Out into the fake street with its cottonwool snow. The dosser was lurking in a hastily-assembled plywood close (watch, wet paint!) He was probably thanking his mucky stars that this wasn’t happening in the real world, the ideal one, that is. Still, you just had to make do with the script old sweaty Fate tosses at you. Like a rooky actor the dosser mumbled his lines prior to their delivery, chewed them over to extract the max in dramatic flavour.
‘Hey, Jimmy, see’s the bus-fare tae the Western. It’s ma brother – his tea’s jist aboot oot.’ A tricky enough wee line but he delivers it with spot-on fidelity, accompanying it with deferential expression and just a pinch of arrogance, enough to convincingly carry it off. Unfortunately, the gobful of bacteria he nonchalantly hocks into the wind to enhance the authenticity of his delivery is promptly returned and smears itself across my toecap. This justifies a fine of some sort, and my fingers rooting about in my denim pockets allow halfcrowns and florins to squirm through them until I’m able to present’m with a warm-hearted bob.
‘Hope your bree makes it, pal,’ I tell’m.

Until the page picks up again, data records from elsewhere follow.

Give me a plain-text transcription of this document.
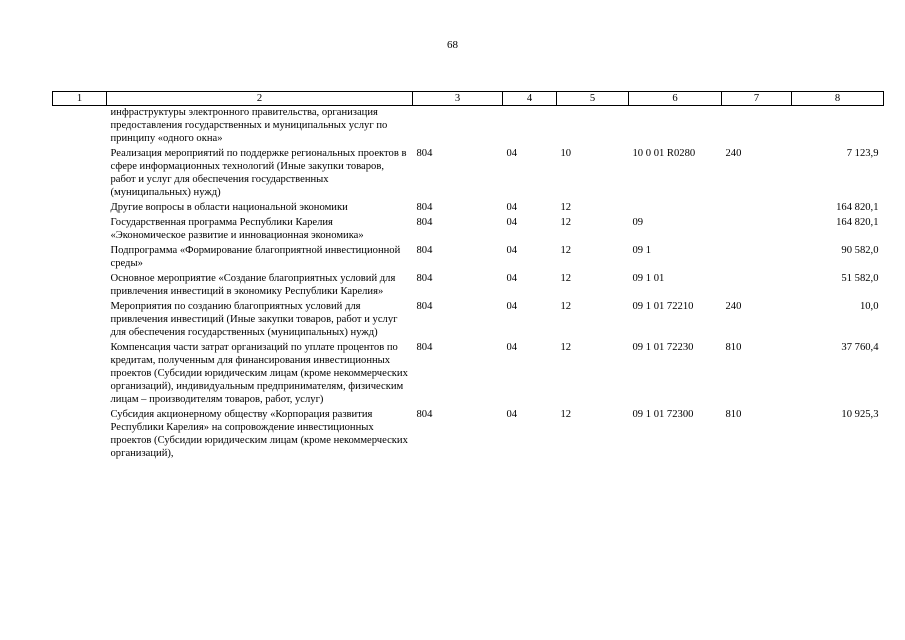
68
1	2	3	4	5	6	7	8
	инфраструктуры электронного правительства, организация предоставления государственных и муниципальных услуг по принципу «одного окна»						
	Реализация мероприятий по поддержке региональных проектов в сфере информационных технологий (Иные закупки товаров, работ и услуг для обеспечения государственных (муниципальных) нужд)	804	04	10	10 0 01 R0280	240	7 123,9
	Другие вопросы в области национальной экономики	804	04	12			164 820,1
	Государственная программа Республики Карелия «Экономическое развитие и инновационная экономика»	804	04	12	09		164 820,1
	Подпрограмма «Формирование благоприятной инвестиционной среды»	804	04	12	09 1		90 582,0
	Основное мероприятие «Создание благоприятных условий для привлечения инвестиций в экономику Республики Карелия»	804	04	12	09 1 01		51 582,0
	Мероприятия по созданию благоприятных условий для привлечения инвестиций (Иные закупки товаров, работ и услуг для обеспечения государственных (муниципальных) нужд)	804	04	12	09 1 01 72210	240	10,0
	Компенсация части затрат организаций по уплате процентов по кредитам, полученным для финансирования инвестиционных проектов (Субсидии юридическим лицам (кроме некоммерческих организаций), индивидуальным предпринимателям, физическим лицам – производителям товаров, работ, услуг)	804	04	12	09 1 01 72230	810	37 760,4
	Субсидия акционерному обществу «Корпорация развития Республики Карелия» на сопровождение инвестиционных проектов (Субсидии юридическим лицам (кроме некоммерческих организаций),	804	04	12	09 1 01 72300	810	10 925,3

He saluted my generosity by raising two fingers to the peak of his gungy bunnet. ‘Ta, sodger, you’re aw fuck’n heart, so ye are . . .’
37
IN THE DOG with Paddy Cullen.
Our table was near – too near – the doms table. Those rowdy spot-mortems mired the first and holiest hour with expletives. Dominoes shouldn’t be allowed before noon, or at least they should be played quietly out of respect for those who’d come here to muffle their
own private dins. Sad Sam Murney, obviously aware of this, warned the spotty ones to moderate their language. Smirks all around at the players’ affected response. ‘Give’m a swirl, Cyril,’ said Billy Bannerman as he cuffed the sleepers into play, while Buff Thomas in a fruity voice cautioned his partner to, ‘Keep your eyes on the game, old chap, or else we’ll be acquiring an elderly relative . . .’
Cullen eyed me for a moment, his mouth shaped for words but settled instead for a gulp of stout; moistening the roots of speech – overdoing it, as usual. He clonked his froth-laced tumbler onto the seasoned oak.
‘You still in the cream puff, or what?’
I shook my head. No, I wasn’t in the huff. Narked maybe, aye, a bit miffed as one is wont to be when it’s leaked to the public domain that chunks of your mental territories’ve been invaded, taken over by phobiac squatters. Anyway, most folk had a phobia of some kind. Granda Gibson, for instance had a terror of canaries – even just one on the loose got’m into a right flutter. His idea of Hell (his room 101) was being trapped forever in a coalmine that throbbed with the wings and piercing shrieks of free-flying canaries. And Ma Clay, she used to – ach, what does it matter. Cullen himself couldn’t claim that all was well in his own attic, could he? I mean, lying there on his belly papping coins through a roof-hole at a deaf scrublady. According to Cullen he’d been penny-dropping wee Emily Dodds before I’d entered the attic, and that when he’d heard me coming through the doorway he’d just kept his head down to see how I’d react. Sure, he knew about my fear of heights, but he’d hardly expected me to throw a trauma that’d take me to within a whisker of nurseryland.